An Arnold man pleaded guilty to a federal meth-related charge Thursday and admitted buying more than 5,000 cold pills .... [he] admitted that he sold the boxes to others knowing that the pills would be used to manufacture methamphetamine and that he used the money to pay child support and other expenses. ... He could face roughly nine to 11 years in federal prison when sentenced later this year.
How many murders, rapes, armed robberies, assaults and other crimes against persons and property went unsolved in Jefferson County, Missouri while "detectives with the Jefferson County Municipal Enforcement Group" pored over pharmacy records looking for an easy bust?
How many lives does Assistant US Attorney Jennifer Winfield destroy each year? How many gallons of innocent blood drip from each stolen paycheck she cashes?
The victim, whose name I won't sully by mentioning it in the same post as Winfield's, bought a perfectly legal substance and sold it to people who used it in the manufacture of something that, in anything resembling a civilized society, would be a perfectly legal substance.*
He did it to pay the bills.
He did it to support his family.
For that, he gets to spend the next several years in a cage -- and, no doubt, be presented upon his release with an invoice for the child support he couldn't earn or pay while incarcerated -- while the blood-sucking monsters who put him there remain at large to rinse, lather and endlessly repeat.
And we'll put up with it, until we stop putting up with it.
* This is the part where I'm supposed to say that methamphetamine is really bad and that you shouldn't use it, so that some eager beaver at DEA doesn't flag this post and ask the local police to walk their dogs through my house.
OK, it's really bad and you shouldn't use it. I can even say that from experience, having tried it once ... once, many years ago. I briefly dated a woman with a meth problem (a bad one -- I doubt she's still alive). After we broke up (I dropped her, mainly because she kept getting stupid and going back to it) I decided to see what the big deal was.
I couldn't tell what the big deal was. It hit me as very much a take it or leave it thing, and I left it. It was expensive, it wasn't especially pleasant (think of a jangly, sleep-deprived caffeine high, only a full order of magnitude higher in all the worst ways), you could go to jail for it, and I could see that using it seemed to be producing sustained negative effects across a wide swath of the population my age and younger in my hometown (Lebanon, Missouri).
My only subsequent encounter with meth was a few years ago when some idiot filled every yard in my neighborhood overnight with pseudoephedrine boxes, presumably left over from a cooking session. I called the police to complain -- about the litter.
As a side note, officer, if you walk the dogs through my house, the only thing of interest you'll find is a bottle of perfectly legal Old Crow Kentucky Straight Bourbon Whiskey ... if I haven't finished it yet ... and a guy with a firm (and sure to be vocalized) grasp of the Fourth Amendment.
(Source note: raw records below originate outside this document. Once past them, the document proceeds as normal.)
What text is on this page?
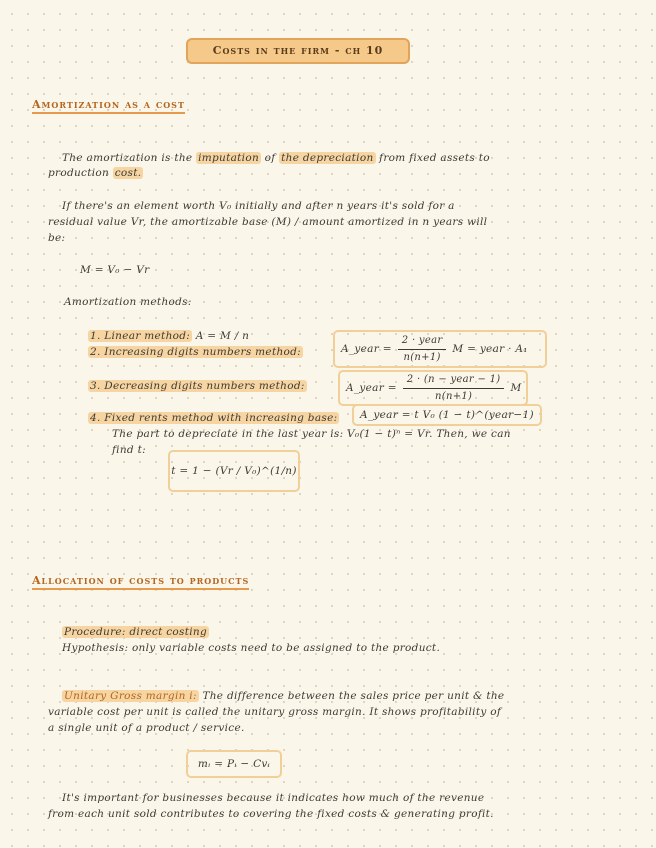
Costs in the firm - ch 10
Amortization as a cost
The amortization is the imputation of the depreciation from fixed assets to
production cost.
If there's an element worth V₀ initially and after n years it's sold for a
residual value Vr, the amortizable base (M) / amount amortized in n years will
be:
M = V₀ − Vr
Amortization methods:
1. Linear method: A = M / n
2. Increasing digits numbers method:	A_year = $\frac{\text{2 · year}}{n(n+1)}$ M = year · A₁
3. Decreasing digits numbers method:	A_year = $\frac{\text{2 · (n − year − 1)}}{n(n+1)}$ M
4. Fixed rents method with increasing base:	A_year = t V₀ (1 − t)^(year−1)
The part to depreciate in the last year is: V₀(1 − t)ⁿ = Vr. Then, we can
find t:
t = 1 − (Vr / V₀)^(1/n)
Allocation of costs to products
Procedure: direct costing
Hypothesis: only variable costs need to be assigned to the product.
Unitary Gross margin i: The difference between the sales price per unit & the
variable cost per unit is called the unitary gross margin. It shows profitability of
a single unit of a product / service.
mᵢ = Pᵢ − Cvᵢ
It's important for businesses because it indicates how much of the revenue
from each unit sold contributes to covering the fixed costs & generating profit.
You don't want to go there -- I'm not going to share the bourbon.
But anyway, where was I? Yes, meth is some nasty stuff. I don't use it. If anyone asks me, I'll strongly recommend against using it.
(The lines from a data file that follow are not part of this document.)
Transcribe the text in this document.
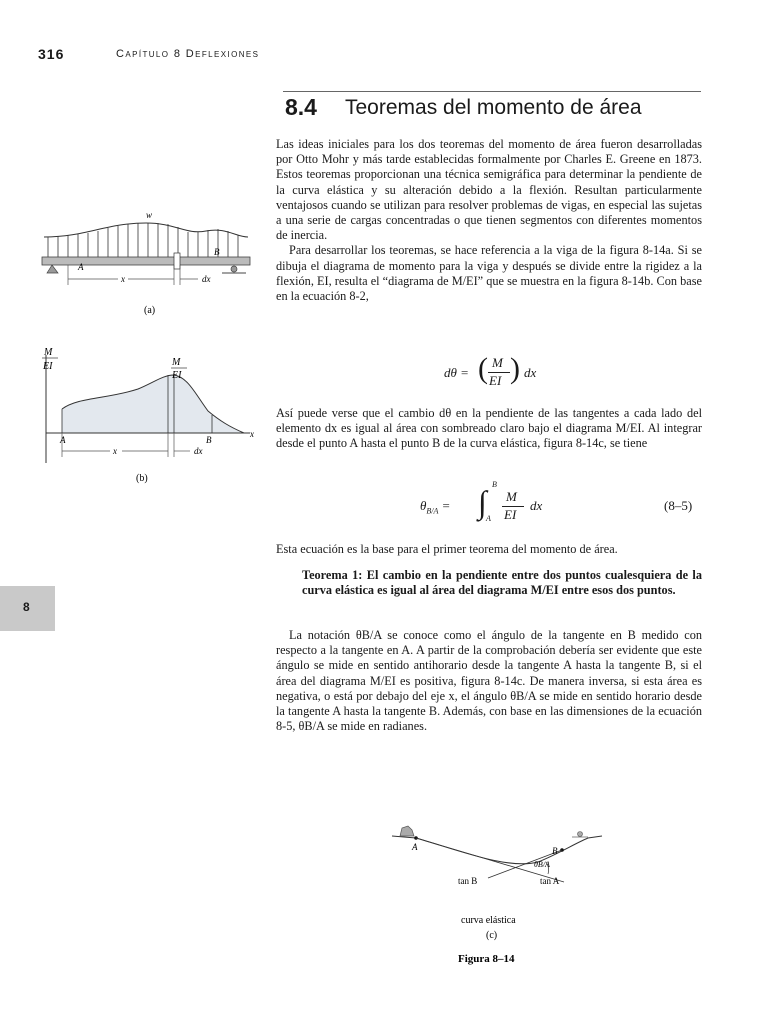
316	Capítulo 8 Deflexiones
8.4 Teoremas del momento de área

Las ideas iniciales para los dos teoremas del momento de área fueron desarrolladas por Otto Mohr y más tarde establecidas formalmente por Charles E. Greene en 1873. Estos teoremas proporcionan una técnica semigráfica para determinar la pendiente de la curva elástica y su alteración debido a la flexión. Resultan particularmente ventajosos cuando se utilizan para resolver problemas de vigas, en especial las sujetas a una serie de cargas concentradas o que tienen segmentos con diferentes momentos de inercia.

Para desarrollar los teoremas, se hace referencia a la viga de la figura 8-14a. Si se dibuja el diagrama de momento para la viga y después se divide entre la rigidez a la flexión, EI, resulta el “diagrama de M/EI” que se muestra en la figura 8-14b. Con base en la ecuación 8-2,

dθ = ( M
EI ) dx

Así puede verse que el cambio dθ en la pendiente de las tangentes a cada lado del elemento dx es igual al área con sombreado claro bajo el diagrama M/EI. Al integrar desde el punto A hasta el punto B de la curva elástica, figura 8-14c, se tiene

$\theta_{B/A}$ = ∫ B
A
M
EI
dx	(8–5)

Esta ecuación es la base para el primer teorema del momento de área.

Teorema 1: El cambio en la pendiente entre dos puntos cualesquiera de la curva elástica es igual al área del diagrama M/EI entre esos dos puntos.

La notación θB/A se conoce como el ángulo de la tangente en B medido con respecto a la tangente en A. A partir de la comprobación debería ser evidente que este ángulo se mide en sentido antihorario desde la tangente A hasta la tangente B, si el área del diagrama M/EI es positiva, figura 8-14c. De manera inversa, si esta área es negativa, o está por debajo del eje x, el ángulo θB/A se mide en sentido horario desde la tangente A hasta la tangente B. Además, con base en las dimensiones de la ecuación 8-5, θB/A se mide en radianes.

8
w
A
B
x	dx
(a)
M
EI	M
EI
A	B
x
x	dx
(b)
A	B
θB/A
tan B	tan A
curva elástica
(c)
Figura 8–14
But there's just no up side to it being illegal.
The people who want to use it are going to use it, legal or not.
The people who make it and sell it are going to make it and sell it especially because it's illegal, which drives the price up high enough to make it profitable (if it was legal, the guy in the story above wouldn't have even had the opportunity to do what he did!).
They're going to find cut-outs to buy their pseudoephedrine and their anhydrous ammonia and whatever the hell else goes into it, they're going to find mules to haul the stuff around for them, they're going to involve unknowing others in their schemes (a cousin of mine and his wife went up for several years on conspiracy charges, apparently because they let a friend park his truck at their house overnight -- and he had stuff in it for making, you guessed it, methamphetamine; that was back in the aforementioned hometown, or nearby), and they're going to blow up suburban kitchens and expose their kids to dangerous vapors when they cook it.
All so parasites like Jennifer Winfield and "the Jefferson County Municipal Enforcement Group" can wield power and make bank. Fuck that noise.